Demografischer Wandel als Verstärker

Der demografische Wandel verschärft die Problematik zusätzlich: Mit einer alternden Gesellschaft wird jede Arbeitskraft wichtiger. Gleichzeitig steigt der Bedarf an Betreuungs- und Pflegeleistungen. Ohne eine deutliche Verbesserung der Rahmenbedingungen für erwerbstätige Frauen wird Niederösterreich seine wirtschaftliche Entwicklung gefährden.

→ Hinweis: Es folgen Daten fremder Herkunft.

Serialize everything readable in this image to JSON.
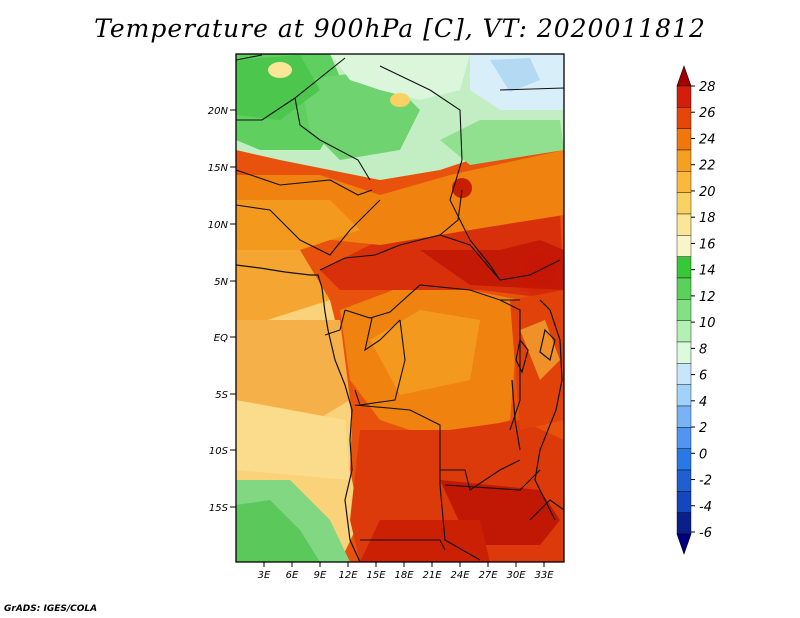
{
  "title": "Temperature at 900hPa [C], VT: 2020011812",
  "footer": "GrADS: IGES/COLA",
  "map": {
    "lat_ticks": [
      "20N",
      "15N",
      "10N",
      "5N",
      "EQ",
      "5S",
      "10S",
      "15S"
    ],
    "lon_ticks": [
      "3E",
      "6E",
      "9E",
      "12E",
      "15E",
      "18E",
      "21E",
      "24E",
      "27E",
      "30E",
      "33E"
    ]
  },
  "colorbar": {
    "labels": [
      "28",
      "26",
      "24",
      "22",
      "20",
      "18",
      "16",
      "14",
      "12",
      "10",
      "8",
      "6",
      "4",
      "2",
      "0",
      "-2",
      "-4",
      "-6"
    ],
    "colors": [
      "#a50000",
      "#d21e0a",
      "#e6460a",
      "#f0780a",
      "#f5a01e",
      "#fab93c",
      "#fad264",
      "#fae696",
      "#faf5c8",
      "#37c837",
      "#5ad25a",
      "#82e182",
      "#b4f0b4",
      "#dcfadc",
      "#c8e6fa",
      "#a0d2fa",
      "#78b4f5",
      "#5096f0",
      "#2878e6",
      "#1e5fd2",
      "#1446be",
      "#0a1e8c",
      "#00007d"
    ]
  }
}
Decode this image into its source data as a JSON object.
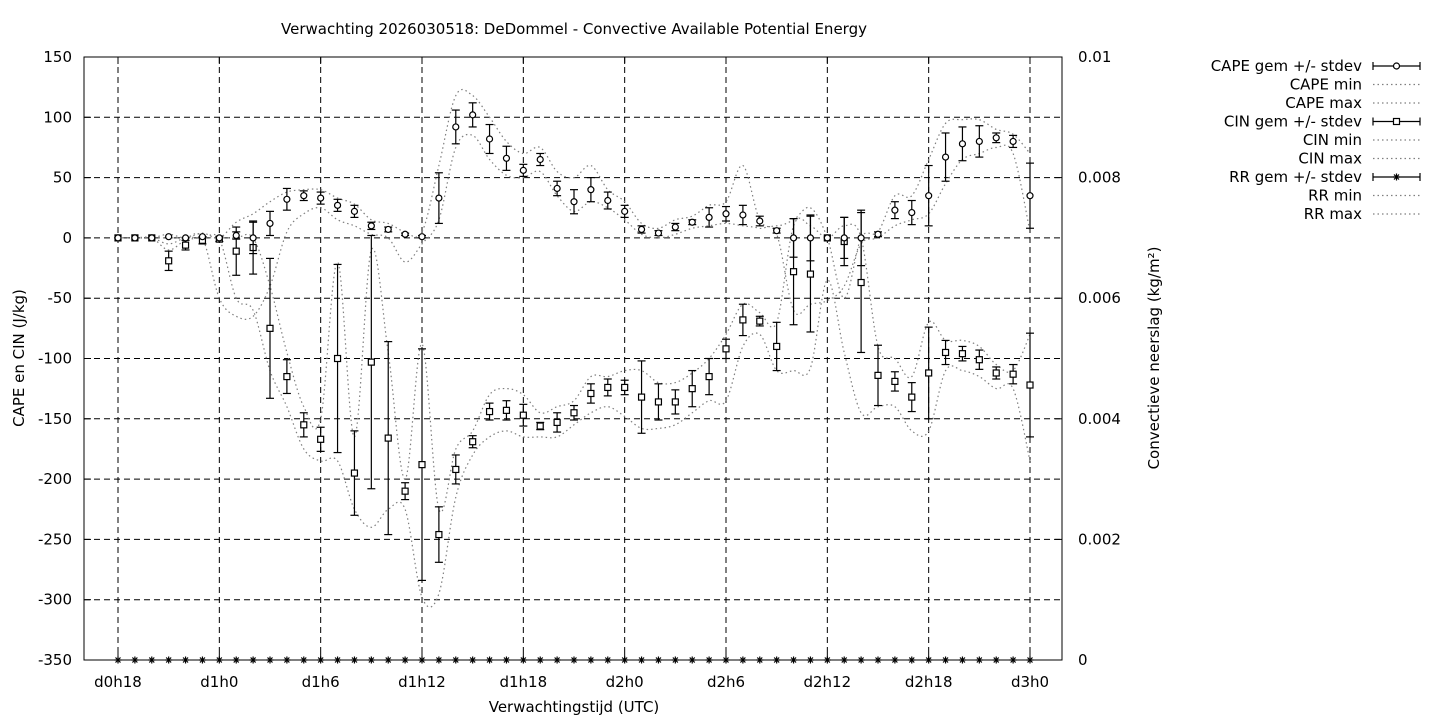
{
  "chart_data": {
    "type": "line",
    "title": "Verwachting 2026030518: DeDommel - Convective Available Potential Energy",
    "xlabel": "Verwachtingstijd (UTC)",
    "ylabel": "CAPE en CIN (J/kg)",
    "y2label": "Convectieve neerslag (kg/m²)",
    "xlim": [
      18,
      75
    ],
    "ylim": [
      -350,
      150
    ],
    "y2lim": [
      0,
      0.01
    ],
    "grid": true,
    "legend_position": "outside-right",
    "x_ticks": [
      {
        "value": 18,
        "label": "d0h18"
      },
      {
        "value": 24,
        "label": "d1h0"
      },
      {
        "value": 30,
        "label": "d1h6"
      },
      {
        "value": 36,
        "label": "d1h12"
      },
      {
        "value": 42,
        "label": "d1h18"
      },
      {
        "value": 48,
        "label": "d2h0"
      },
      {
        "value": 54,
        "label": "d2h6"
      },
      {
        "value": 60,
        "label": "d2h12"
      },
      {
        "value": 66,
        "label": "d2h18"
      },
      {
        "value": 72,
        "label": "d3h0"
      }
    ],
    "y_ticks": [
      150,
      100,
      50,
      0,
      -50,
      -100,
      -150,
      -200,
      -250,
      -300,
      -350
    ],
    "y2_ticks": [
      {
        "value": 0.01,
        "label": "0.01"
      },
      {
        "value": 0.008,
        "label": "0.008"
      },
      {
        "value": 0.006,
        "label": "0.006"
      },
      {
        "value": 0.004,
        "label": "0.004"
      },
      {
        "value": 0.002,
        "label": "0.002"
      },
      {
        "value": 0,
        "label": "0"
      }
    ],
    "legend": [
      {
        "name": "CAPE gem +/- stdev",
        "style": "errorbar",
        "marker": "circle"
      },
      {
        "name": "CAPE min",
        "style": "dotted"
      },
      {
        "name": "CAPE max",
        "style": "dotted"
      },
      {
        "name": "CIN gem +/- stdev",
        "style": "errorbar",
        "marker": "square"
      },
      {
        "name": "CIN min",
        "style": "dotted-coarse"
      },
      {
        "name": "CIN max",
        "style": "dotted"
      },
      {
        "name": "RR gem +/- stdev",
        "style": "errorbar",
        "marker": "star"
      },
      {
        "name": "RR min",
        "style": "dotted"
      },
      {
        "name": "RR max",
        "style": "dotted"
      }
    ],
    "x": [
      18,
      19,
      20,
      21,
      22,
      23,
      24,
      25,
      26,
      27,
      28,
      29,
      30,
      31,
      32,
      33,
      34,
      35,
      36,
      37,
      38,
      39,
      40,
      41,
      42,
      43,
      44,
      45,
      46,
      47,
      48,
      49,
      50,
      51,
      52,
      53,
      54,
      55,
      56,
      57,
      58,
      59,
      60,
      61,
      62,
      63,
      64,
      65,
      66,
      67,
      68,
      69,
      70,
      71,
      72
    ],
    "series": [
      {
        "name": "CAPE gem +/- stdev",
        "mean": [
          0,
          0,
          0,
          1,
          0,
          1,
          0,
          2,
          0,
          12,
          32,
          35,
          33,
          27,
          22,
          10,
          7,
          3,
          1,
          33,
          92,
          102,
          82,
          66,
          56,
          65,
          41,
          30,
          40,
          31,
          22,
          7,
          4,
          9,
          13,
          17,
          20,
          19,
          14,
          6,
          0,
          0,
          0,
          0,
          0,
          3,
          23,
          21,
          35,
          67,
          78,
          80,
          83,
          80,
          35
        ],
        "stdev": [
          0,
          0,
          0,
          0,
          0,
          0,
          0,
          3,
          13,
          10,
          9,
          4,
          5,
          5,
          5,
          3,
          2,
          1,
          1,
          21,
          14,
          10,
          12,
          10,
          5,
          5,
          6,
          10,
          10,
          7,
          5,
          3,
          2,
          3,
          2,
          8,
          6,
          8,
          4,
          2,
          16,
          19,
          0,
          17,
          23,
          2,
          7,
          10,
          25,
          20,
          14,
          13,
          4,
          5,
          27
        ]
      },
      {
        "name": "CAPE min",
        "values": [
          0,
          0,
          0,
          0,
          0,
          0,
          -50,
          -65,
          -65,
          -40,
          5,
          20,
          25,
          15,
          10,
          3,
          0,
          -20,
          -5,
          15,
          75,
          85,
          65,
          52,
          50,
          55,
          35,
          22,
          30,
          25,
          15,
          3,
          0,
          3,
          8,
          10,
          12,
          10,
          8,
          3,
          -60,
          -55,
          -52,
          -40,
          -5,
          0,
          10,
          15,
          20,
          45,
          65,
          70,
          75,
          70,
          5
        ]
      },
      {
        "name": "CAPE max",
        "values": [
          0,
          0,
          0,
          3,
          0,
          4,
          0,
          13,
          20,
          30,
          38,
          40,
          40,
          33,
          28,
          15,
          12,
          5,
          5,
          60,
          118,
          118,
          100,
          80,
          70,
          75,
          55,
          50,
          60,
          40,
          30,
          12,
          8,
          15,
          18,
          27,
          30,
          60,
          15,
          10,
          15,
          25,
          0,
          -50,
          0,
          5,
          35,
          35,
          65,
          95,
          98,
          98,
          90,
          86,
          70
        ]
      },
      {
        "name": "CIN gem +/- stdev",
        "mean": [
          0,
          0,
          0,
          -19,
          -6,
          -2,
          -1,
          -11,
          -8,
          -75,
          -115,
          -155,
          -167,
          -100,
          -195,
          -103,
          -166,
          -210,
          -188,
          -246,
          -192,
          -169,
          -144,
          -143,
          -147,
          -156,
          -153,
          -145,
          -129,
          -124,
          -124,
          -132,
          -136,
          -136,
          -125,
          -115,
          -92,
          -68,
          -69,
          -90,
          -28,
          -30,
          0,
          -3,
          -37,
          -114,
          -119,
          -132,
          -112,
          -95,
          -96,
          -101,
          -112,
          -113,
          -122
        ],
        "stdev": [
          0,
          0,
          0,
          8,
          4,
          3,
          2,
          20,
          22,
          58,
          14,
          10,
          10,
          78,
          35,
          105,
          80,
          7,
          96,
          23,
          12,
          5,
          7,
          8,
          9,
          3,
          8,
          6,
          8,
          7,
          6,
          30,
          15,
          10,
          15,
          15,
          8,
          13,
          4,
          20,
          44,
          48,
          0,
          20,
          58,
          25,
          8,
          12,
          38,
          10,
          6,
          8,
          5,
          8,
          43
        ]
      },
      {
        "name": "CIN min",
        "values": [
          0,
          0,
          0,
          -5,
          0,
          0,
          -1,
          -50,
          -60,
          -110,
          -140,
          -175,
          -185,
          -185,
          -225,
          -240,
          -225,
          -225,
          -298,
          -295,
          -215,
          -180,
          -165,
          -160,
          -165,
          -165,
          -165,
          -155,
          -145,
          -140,
          -148,
          -158,
          -158,
          -155,
          -145,
          -135,
          -135,
          -90,
          -80,
          -110,
          -110,
          -108,
          -35,
          -95,
          -145,
          -140,
          -140,
          -160,
          -160,
          -110,
          -110,
          -115,
          -125,
          -125,
          -185
        ]
      },
      {
        "name": "CIN max",
        "values": [
          0,
          0,
          0,
          -10,
          -2,
          0,
          0,
          0,
          0,
          -40,
          -95,
          -140,
          -150,
          -20,
          -165,
          -10,
          -95,
          -200,
          -88,
          -225,
          -175,
          -160,
          -130,
          -125,
          -130,
          -145,
          -140,
          -135,
          -115,
          -115,
          -110,
          -110,
          -120,
          -120,
          -112,
          -100,
          -80,
          -55,
          -62,
          -70,
          10,
          10,
          0,
          10,
          0,
          -90,
          -100,
          -115,
          -70,
          -85,
          -85,
          -90,
          -105,
          -110,
          -80
        ]
      },
      {
        "name": "RR gem +/- stdev",
        "values": [
          0,
          0,
          0,
          0,
          0,
          0,
          0,
          0,
          0,
          0,
          0,
          0,
          0,
          0,
          0,
          0,
          0,
          0,
          0,
          0,
          0,
          0,
          0,
          0,
          0,
          0,
          0,
          0,
          0,
          0,
          0,
          0,
          0,
          0,
          0,
          0,
          0,
          0,
          0,
          0,
          0,
          0,
          0,
          0,
          0,
          0,
          0,
          0,
          0,
          0,
          0,
          0,
          0,
          0,
          0
        ]
      }
    ]
  }
}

Die Geburtenrate in Niederösterreich liegt bei 1,4 Kindern pro Frau – deutlich unter dem bestandserhaltenden Niveau von 2,1. Bessere Vereinbarkeit von Familie und Beruf könnte sowohl die Geburtenrate als auch die Erwerbsquote von Frauen positiv beeinflussen.

Politische Handlungsfelder und Zukunftsperspektiven

Die Lösung des Gender Pay Gaps erfordert politisches Handeln auf mehreren Ebenen. Neben der Umsetzung der EU-Lohntransparenzrichtlinie sind strukturelle Reformen notwendig: Der Ausbau der Kinderbetreuung, die Aufwertung von Care-Berufen, bessere Schutzmaßnahmen gegen Diskriminierung und eine Reform des Steuersystems, das derzeit Zweitverdienste – meist von Frauen – überproportional belastet.

Das österreichische Familienpaket und die geplante Steuerreform könnten erste Schritte in die richtige Richtung sein. Entscheidend wird jedoch die konkrete Ausgestaltung sein. Internationale Beispiele zeigen: Länder mit fortschrittlicher Familienpolitik wie Schweden oder Dänemark haben deutlich geringere Gender Pay Gaps.

Bis 2030 sollte Niederösterreich das Ziel haben, den Gender Pay Gap auf unter 10 Prozent zu reduzieren. Dies erfordert koordinierte Anstrengungen von Politik, Wirtschaft und Gesellschaft. Die Alternative – eine weitere Verschärfung der demografischen und wirtschaftlichen Probleme – ist für ein modernes Bundesland wie Niederösterreich nicht akzeptabel.

Der Internationale Frauentag 2026 zeigt deutlich: Es wartet noch viel Arbeit, aber die Richtung ist klar. Nur mit entschlossenen Maßnahmen kann die Gleichberechtigung von einer Vision zur Realität werden. Die Zeit des Wartens ist vorbei – jetzt müssen Taten folgen, damit künftige Generationen in einer gerechteren Arbeitswelt aufwachsen können.